Berlioz‘ „Symphonie fantastique“!? Komplett irre, vom ersten Ton an! Wenn der erste Abschnitt dieses vertonten Psychogramms schon mit „Rêveries, Passions“ überschrieben ist, sollte sich jedes Orchester und jeder Dirigent tunlichst daran halten und erst gar nicht nur auf Sicherheit spielen. Doch auch in diesem Teil des Programms, an und für sich eine Steilvorlage für fünfsätziges Staunen, drehte Payare unentschieden zu wenig durch. Das war noch nicht schon feinster Berlioz, das war in der Klangunschärfe eher noch später Beethoven mit sonderbar überdehnter Instrumentation.

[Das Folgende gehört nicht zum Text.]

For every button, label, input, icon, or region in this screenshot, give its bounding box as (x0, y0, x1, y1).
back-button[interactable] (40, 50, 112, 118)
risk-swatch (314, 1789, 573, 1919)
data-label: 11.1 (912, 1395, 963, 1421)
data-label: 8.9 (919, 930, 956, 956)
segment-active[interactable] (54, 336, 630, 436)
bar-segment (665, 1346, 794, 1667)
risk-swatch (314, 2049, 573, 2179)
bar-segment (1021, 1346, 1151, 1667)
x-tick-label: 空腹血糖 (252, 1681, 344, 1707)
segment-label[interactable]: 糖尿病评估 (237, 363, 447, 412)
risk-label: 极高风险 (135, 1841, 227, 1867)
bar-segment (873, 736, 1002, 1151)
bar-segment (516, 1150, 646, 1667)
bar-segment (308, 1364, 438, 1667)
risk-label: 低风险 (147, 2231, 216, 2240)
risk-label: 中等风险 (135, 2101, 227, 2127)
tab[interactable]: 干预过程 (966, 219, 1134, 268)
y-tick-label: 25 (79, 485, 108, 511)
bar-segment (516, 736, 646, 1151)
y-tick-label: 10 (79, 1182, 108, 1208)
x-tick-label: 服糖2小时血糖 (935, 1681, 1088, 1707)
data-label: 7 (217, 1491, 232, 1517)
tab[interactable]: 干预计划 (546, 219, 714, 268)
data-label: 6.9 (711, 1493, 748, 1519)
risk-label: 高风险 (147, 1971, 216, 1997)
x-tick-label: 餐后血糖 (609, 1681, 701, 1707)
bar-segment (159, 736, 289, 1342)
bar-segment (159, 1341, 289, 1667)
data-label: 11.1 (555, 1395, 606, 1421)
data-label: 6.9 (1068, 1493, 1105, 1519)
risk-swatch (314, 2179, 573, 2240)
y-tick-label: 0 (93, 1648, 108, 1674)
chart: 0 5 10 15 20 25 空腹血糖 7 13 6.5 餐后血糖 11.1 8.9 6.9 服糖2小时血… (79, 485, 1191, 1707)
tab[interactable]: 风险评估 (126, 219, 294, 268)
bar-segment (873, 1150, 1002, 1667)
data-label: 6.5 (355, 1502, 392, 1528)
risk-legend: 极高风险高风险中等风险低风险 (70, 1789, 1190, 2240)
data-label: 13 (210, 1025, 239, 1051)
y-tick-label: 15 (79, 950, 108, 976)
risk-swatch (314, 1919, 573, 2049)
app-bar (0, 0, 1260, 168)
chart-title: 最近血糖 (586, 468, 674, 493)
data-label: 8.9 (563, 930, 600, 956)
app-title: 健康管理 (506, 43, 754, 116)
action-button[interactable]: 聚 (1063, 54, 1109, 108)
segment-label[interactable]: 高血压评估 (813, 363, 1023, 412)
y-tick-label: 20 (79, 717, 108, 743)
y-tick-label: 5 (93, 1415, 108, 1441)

Auch als Zugabe wurde in der Elbphilharmonie Berlioz gespielt

Die Walzer-Szene? Ganz ordentlich, nicht weniger, aber auch nicht mehr. Die Szene auf dem Lande hielt nicht die Spannung, die das Konzept versprach. Den einen Spezialeffekt – die Solo-Oboe hinter der Bühne – hatte Payare weit oben in einem Saal-Rang platziert, der andere – das Geläut – war durch echte Glocken statt „nur“ Röhrenglocken etwas aufgewertet worden, aber dadurch bei Weitem noch nicht spielentscheidend.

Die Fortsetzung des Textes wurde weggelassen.